The newly proposed matrix serves as an integral component within the comprehensive framework and processes employed for drought assessment and evaluation. IDCM facilitates the evaluation and comparison of various scenarios, different locations, and different drought indices using drought classification. In traditional approaches, drought assessment relies on the drought index and characteristics. However, the IDCM goes beyond this conventional methodology by systematically comparing different scenarios based on drought classification. Unlike classical approaches, where the assessment is predominantly focused on individual drought indices and their characteristics, the IDCM provides a structured means to discern and quantify differences between two distinct drought indices. This enhancement in the evaluation process contributes to a better understanding of drought dynamics, allowing for informed decision-making and resource allocation in the face of evolving climatic conditions.

5 Conclusion

Assessing and evaluating drought is paramount in managing water resources and tackling the impacts of drought and climate change. Drought indices, such as SPI, are pivotal tools in this evaluation, relying on the time period and datasets used. Understanding the significance and implications of this time period is critical for a comprehensive understanding and evaluation of drought occurrences. This comprehension aids decision-makers in developing effective strategies and policies. It holds particular importance for regions facing challenges in data availability, offering them a means to conduct drought evaluations based on the acceptable/minimum time period. Investigating the relevance and effects of these time periods based on statistical metrics and the newly proposed drought classification allows for a better understanding of drought dynamics, fostering resilience and preparedness in water scarcity and climate change.
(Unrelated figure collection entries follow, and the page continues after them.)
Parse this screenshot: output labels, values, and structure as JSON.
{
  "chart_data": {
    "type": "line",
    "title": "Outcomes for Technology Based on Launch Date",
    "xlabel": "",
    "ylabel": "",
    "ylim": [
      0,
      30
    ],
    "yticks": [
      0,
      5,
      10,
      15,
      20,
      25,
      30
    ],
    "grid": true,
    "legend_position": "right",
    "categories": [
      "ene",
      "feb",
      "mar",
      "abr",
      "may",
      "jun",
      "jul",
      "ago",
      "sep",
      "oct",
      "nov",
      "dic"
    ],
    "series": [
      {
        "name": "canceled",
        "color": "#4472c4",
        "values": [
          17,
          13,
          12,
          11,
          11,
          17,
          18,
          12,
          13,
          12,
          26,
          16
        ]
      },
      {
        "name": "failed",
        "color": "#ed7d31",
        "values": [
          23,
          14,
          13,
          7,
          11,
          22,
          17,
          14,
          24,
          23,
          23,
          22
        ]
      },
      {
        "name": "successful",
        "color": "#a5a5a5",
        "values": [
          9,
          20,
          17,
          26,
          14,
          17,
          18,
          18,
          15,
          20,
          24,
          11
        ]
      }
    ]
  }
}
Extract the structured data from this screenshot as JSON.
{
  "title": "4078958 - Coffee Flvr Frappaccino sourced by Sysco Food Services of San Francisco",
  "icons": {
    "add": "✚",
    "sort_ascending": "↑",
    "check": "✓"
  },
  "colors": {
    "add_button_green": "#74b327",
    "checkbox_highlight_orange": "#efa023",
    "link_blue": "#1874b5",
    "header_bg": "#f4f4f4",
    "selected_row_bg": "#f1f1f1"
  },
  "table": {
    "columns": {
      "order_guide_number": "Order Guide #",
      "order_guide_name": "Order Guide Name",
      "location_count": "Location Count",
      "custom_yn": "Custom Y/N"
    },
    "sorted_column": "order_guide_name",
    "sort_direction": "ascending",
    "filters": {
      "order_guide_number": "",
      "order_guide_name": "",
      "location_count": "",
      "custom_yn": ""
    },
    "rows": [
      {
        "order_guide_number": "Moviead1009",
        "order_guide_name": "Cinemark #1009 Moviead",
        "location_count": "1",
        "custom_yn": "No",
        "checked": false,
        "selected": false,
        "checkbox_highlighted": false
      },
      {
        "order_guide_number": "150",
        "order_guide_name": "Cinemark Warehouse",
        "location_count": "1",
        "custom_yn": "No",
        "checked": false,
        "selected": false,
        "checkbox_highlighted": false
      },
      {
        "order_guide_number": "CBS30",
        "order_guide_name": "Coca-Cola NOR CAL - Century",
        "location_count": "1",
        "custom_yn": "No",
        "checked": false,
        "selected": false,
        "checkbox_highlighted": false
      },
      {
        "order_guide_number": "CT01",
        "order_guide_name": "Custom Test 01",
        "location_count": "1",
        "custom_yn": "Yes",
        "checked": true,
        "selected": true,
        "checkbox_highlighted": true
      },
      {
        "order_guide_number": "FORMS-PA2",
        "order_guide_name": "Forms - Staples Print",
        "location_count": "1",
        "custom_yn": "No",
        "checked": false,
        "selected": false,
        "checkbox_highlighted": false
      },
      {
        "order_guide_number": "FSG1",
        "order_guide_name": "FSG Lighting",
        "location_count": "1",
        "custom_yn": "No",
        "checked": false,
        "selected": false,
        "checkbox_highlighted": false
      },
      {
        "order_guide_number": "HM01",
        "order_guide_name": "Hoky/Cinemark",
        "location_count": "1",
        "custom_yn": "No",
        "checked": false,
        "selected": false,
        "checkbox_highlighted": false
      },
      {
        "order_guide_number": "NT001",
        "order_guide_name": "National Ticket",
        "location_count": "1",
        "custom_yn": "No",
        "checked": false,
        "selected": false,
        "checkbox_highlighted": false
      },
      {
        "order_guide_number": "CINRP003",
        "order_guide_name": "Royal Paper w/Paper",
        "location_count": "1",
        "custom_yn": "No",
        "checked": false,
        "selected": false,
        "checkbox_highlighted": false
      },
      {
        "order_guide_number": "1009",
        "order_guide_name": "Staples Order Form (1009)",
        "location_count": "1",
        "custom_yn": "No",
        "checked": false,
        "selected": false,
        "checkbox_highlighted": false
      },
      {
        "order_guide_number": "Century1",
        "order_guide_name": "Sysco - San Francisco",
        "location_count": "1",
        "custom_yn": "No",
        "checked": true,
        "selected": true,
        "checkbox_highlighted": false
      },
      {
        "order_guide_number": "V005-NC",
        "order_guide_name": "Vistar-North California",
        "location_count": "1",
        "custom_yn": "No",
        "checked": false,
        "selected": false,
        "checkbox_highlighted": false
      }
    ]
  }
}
To implement the IDCM and find its effectiveness, as well as determine the acceptable/minimum and optimal time period for drought studies, three different climatic regions were selected: Karapinar station, Florya station in Türkiye, and Durham station in the United Kingdom. The key findings of the research are as follows:

  1. 1-

    The time period scenarios aligned considerably with the RTP scenario across various stations and climates, exhibiting strong CC and a high R2.

  2. 2-

    The newly proposed IDCM allows for a comprehensive comparison between any two scenarios, presenting versatility in its applicability within drought and climate change studies. It allows for various applications, such as comparing different temporal and spatial scenarios and different drought indices.

  3. 3-

    The IDCM revealed that the SPI values were frequently underestimated in time period scenarios, aligning with the observed negative RB outcomes.

  4. 4-

    Based on the outcomes from diverse stations and climates in this research, it is evident that a 10-year time period is sufficient as an acceptable/minimum for short timescales. Conversely, for longer timescales, a 20-year time period is deemed acceptable/minimum time period.

  5. 5-

    Considering the main findings of this research, including acceptable/minimum time period, countries encountering challenges with data availability can rely on shorter time periods for drought assessment.